Before he officially started teaching, he student taught at Narragansett, and before that, he was a curriculum developer for a medical school-which was his first ‘real’ job. Before working at Nashoba he worked at Florence Sawyer as a math teacher in a “weird turn of events” in his words. “I never wanted to be a math teacher, I never wanted anything to do with math and that is still true today. Although I think, in a lot of ways, it’s a lot less difficult to teach than English.” Unpopular opinion, but it seems to prove true. You can memorize the first couple digits of Pi, and there is a song to remember the quadratic formula, but it takes a long time to read and analyse a book. “English is art. And teaching art is difficult because, what do you teach? When I sit down and think ‘what books do I want to teach?’ it’s a staggering amount of material to choose from. My goals are heavily framed more around the artistic end of things than the logistics end of things, which as a freshmen teacher that’s my main role, to teach how to write a good essay, what does every sentence do, all of that is still heavily framed on the emotional value of humanity in literature.”
“Unless you ask four year old Quintin, who wanted to be a garbage man, I wanted to be a teacher ever since I was a freshman in high school.”

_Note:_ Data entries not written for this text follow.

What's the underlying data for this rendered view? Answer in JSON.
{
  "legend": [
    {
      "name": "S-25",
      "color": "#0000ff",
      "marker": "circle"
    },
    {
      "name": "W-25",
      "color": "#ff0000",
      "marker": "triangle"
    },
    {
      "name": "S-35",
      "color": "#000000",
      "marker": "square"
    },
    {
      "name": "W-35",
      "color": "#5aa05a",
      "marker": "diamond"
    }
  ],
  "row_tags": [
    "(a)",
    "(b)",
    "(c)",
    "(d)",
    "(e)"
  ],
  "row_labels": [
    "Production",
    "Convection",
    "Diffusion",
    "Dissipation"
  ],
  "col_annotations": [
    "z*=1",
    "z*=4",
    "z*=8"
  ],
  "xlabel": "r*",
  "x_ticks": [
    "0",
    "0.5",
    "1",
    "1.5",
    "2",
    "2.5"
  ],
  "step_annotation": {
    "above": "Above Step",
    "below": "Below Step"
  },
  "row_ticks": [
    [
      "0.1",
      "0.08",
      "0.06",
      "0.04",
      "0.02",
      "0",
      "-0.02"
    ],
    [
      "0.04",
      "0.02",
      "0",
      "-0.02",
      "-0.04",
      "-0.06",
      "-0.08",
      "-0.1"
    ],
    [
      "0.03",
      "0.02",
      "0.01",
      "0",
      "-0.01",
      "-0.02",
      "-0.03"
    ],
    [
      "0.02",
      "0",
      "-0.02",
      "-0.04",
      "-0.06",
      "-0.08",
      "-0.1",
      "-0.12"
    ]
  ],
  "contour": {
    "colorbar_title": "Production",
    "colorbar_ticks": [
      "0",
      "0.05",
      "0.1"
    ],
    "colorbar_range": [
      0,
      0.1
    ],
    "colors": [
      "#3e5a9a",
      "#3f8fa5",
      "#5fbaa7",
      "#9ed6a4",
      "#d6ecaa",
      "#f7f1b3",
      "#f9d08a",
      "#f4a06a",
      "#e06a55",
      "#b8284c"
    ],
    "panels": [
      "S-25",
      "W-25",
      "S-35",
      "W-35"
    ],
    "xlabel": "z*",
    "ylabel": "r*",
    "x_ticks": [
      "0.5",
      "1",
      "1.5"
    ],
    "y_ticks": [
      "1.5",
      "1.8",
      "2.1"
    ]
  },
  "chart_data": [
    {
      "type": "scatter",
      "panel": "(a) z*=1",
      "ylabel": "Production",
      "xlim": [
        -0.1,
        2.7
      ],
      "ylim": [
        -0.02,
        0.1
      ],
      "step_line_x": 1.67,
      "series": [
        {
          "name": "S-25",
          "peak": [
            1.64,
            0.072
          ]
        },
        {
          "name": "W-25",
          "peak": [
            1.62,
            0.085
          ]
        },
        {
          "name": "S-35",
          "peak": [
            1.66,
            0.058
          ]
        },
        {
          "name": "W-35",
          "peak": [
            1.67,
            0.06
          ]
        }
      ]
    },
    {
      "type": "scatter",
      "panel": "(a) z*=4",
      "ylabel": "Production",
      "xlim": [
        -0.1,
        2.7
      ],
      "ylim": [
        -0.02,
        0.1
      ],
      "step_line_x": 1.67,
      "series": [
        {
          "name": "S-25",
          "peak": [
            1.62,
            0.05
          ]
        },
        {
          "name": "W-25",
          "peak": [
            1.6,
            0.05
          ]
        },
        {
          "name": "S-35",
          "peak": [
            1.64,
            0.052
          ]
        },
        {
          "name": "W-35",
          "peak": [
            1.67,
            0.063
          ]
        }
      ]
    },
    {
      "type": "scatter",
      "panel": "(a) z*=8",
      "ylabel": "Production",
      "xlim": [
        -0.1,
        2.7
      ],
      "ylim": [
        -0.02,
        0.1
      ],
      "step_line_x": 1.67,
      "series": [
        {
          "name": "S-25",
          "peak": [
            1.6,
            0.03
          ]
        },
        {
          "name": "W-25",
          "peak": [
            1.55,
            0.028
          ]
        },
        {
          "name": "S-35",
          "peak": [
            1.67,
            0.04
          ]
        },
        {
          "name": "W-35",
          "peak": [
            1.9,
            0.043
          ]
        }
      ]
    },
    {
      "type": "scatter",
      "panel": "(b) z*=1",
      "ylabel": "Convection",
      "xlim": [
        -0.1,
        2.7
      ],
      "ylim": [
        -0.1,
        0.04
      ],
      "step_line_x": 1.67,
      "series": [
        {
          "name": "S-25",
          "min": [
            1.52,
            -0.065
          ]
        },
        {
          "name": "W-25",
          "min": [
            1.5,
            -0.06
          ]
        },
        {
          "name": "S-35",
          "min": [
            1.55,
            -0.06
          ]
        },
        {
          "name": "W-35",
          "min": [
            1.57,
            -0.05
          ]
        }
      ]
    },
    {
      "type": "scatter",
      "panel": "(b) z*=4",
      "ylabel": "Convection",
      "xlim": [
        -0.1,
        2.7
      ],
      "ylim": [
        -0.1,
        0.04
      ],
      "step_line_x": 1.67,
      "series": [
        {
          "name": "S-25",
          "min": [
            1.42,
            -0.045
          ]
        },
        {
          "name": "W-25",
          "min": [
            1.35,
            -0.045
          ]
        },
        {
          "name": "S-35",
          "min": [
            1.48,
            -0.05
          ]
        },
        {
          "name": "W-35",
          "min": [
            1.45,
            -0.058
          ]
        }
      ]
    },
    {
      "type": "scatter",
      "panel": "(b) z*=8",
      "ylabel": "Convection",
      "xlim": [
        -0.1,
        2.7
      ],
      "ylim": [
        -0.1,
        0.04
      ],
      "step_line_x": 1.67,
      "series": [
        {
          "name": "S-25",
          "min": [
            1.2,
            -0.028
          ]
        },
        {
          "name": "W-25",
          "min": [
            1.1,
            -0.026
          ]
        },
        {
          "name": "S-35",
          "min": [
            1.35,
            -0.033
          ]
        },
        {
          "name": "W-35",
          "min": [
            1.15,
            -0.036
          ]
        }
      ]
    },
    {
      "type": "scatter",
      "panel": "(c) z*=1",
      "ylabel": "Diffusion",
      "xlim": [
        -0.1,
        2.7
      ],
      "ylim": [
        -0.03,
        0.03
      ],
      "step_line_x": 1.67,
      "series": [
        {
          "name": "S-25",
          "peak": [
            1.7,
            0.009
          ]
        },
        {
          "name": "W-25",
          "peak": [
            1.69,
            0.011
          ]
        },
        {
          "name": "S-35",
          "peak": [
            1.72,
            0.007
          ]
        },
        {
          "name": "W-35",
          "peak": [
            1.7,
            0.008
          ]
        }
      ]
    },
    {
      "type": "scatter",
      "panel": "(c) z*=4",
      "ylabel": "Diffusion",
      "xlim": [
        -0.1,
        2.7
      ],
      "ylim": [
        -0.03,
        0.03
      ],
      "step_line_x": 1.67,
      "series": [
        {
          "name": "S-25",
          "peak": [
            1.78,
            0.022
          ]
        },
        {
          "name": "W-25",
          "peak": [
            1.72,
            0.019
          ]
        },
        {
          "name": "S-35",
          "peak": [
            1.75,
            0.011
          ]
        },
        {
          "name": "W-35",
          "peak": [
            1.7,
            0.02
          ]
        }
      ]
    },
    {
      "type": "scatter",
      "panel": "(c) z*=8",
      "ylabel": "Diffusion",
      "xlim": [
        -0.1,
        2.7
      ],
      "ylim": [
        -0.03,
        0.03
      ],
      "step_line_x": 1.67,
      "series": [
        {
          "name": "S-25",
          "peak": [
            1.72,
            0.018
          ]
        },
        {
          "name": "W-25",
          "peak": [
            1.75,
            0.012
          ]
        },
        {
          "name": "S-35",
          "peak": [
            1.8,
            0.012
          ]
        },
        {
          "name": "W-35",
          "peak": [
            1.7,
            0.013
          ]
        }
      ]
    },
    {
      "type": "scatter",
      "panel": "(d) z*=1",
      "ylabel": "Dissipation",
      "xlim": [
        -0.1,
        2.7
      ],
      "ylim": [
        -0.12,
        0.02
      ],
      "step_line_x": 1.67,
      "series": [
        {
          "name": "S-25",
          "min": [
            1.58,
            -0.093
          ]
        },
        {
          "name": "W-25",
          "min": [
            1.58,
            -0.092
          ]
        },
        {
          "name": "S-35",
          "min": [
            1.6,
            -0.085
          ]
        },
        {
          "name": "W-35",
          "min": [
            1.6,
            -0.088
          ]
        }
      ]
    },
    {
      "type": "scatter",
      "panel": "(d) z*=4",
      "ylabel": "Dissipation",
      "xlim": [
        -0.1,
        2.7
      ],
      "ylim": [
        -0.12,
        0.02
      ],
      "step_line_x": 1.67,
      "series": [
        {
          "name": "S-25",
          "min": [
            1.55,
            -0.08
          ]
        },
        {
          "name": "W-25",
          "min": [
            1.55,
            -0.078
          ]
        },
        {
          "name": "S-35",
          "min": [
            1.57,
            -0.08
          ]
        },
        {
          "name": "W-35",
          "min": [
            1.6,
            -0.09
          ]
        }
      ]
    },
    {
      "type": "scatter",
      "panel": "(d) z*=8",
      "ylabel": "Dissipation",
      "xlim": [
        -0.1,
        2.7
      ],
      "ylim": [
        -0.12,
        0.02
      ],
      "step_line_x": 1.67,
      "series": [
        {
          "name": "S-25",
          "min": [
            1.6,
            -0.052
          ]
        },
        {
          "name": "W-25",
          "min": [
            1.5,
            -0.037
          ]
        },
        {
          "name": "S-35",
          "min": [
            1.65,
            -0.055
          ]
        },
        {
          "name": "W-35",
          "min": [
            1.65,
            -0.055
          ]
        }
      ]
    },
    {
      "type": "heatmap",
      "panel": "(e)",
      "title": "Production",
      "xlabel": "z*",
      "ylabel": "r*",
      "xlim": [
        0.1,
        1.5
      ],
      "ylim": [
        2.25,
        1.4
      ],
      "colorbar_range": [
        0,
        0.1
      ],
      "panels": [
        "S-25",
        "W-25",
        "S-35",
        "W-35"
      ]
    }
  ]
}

His inspiration to become a teacher came from what he calls an embarrassing story, starting with how he had a negative high school experience, he didn’t have many friends because- as, like today, he was a big nerd. “I was a big nerd- I am a big nerd... I also was a big fan of pretty girls. So I thought, if I teach these pretty girls and get them to get a good grade in class, they’ll like me. Which is stupid, it didn’t work. So, I taught a large number of pretty girls how to do chemistry, and that’s when I realized ‘Hey! I’m actually kinda good at this.’” So he pursued an internship in his senior year for teaching, and although he didn’t have an outstanding high school experience, neither socially and academically, he treats teaching not as a job but as something he loves. Even though when he worked for the medical schools, he got to go to the Caribbean to work for the schools there, and basically got mini vacations, he was still stuck behind a desk not really enjoying it the way he enjoys teaching. He loves to help people, because at the end of the day, he has impacted someone’s life in a positive way which makes his job that much more important not only to him but to whom he impacted.

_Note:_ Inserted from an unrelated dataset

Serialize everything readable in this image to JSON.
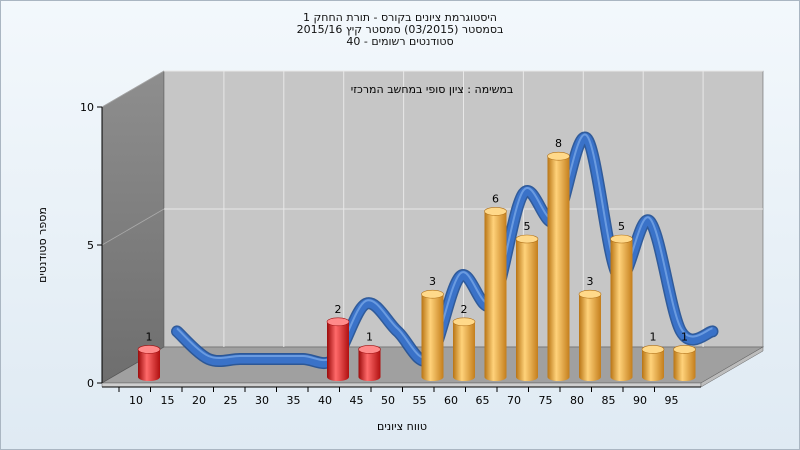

That is the best part about Mr. Burks, he is so passionate about everything he does, he convinced a Shakespeare hater to tolerate Macbeth within a few minutes, he taught a bunch of freshmen, myself included, how to play and really understand a card game that I didn’t know existed until I met him, through that I made friends who have long since graduated but I still see and talk to constantly, a promposal went through his club, and his students leave the class wishing they could have him as a teacher for every year of English.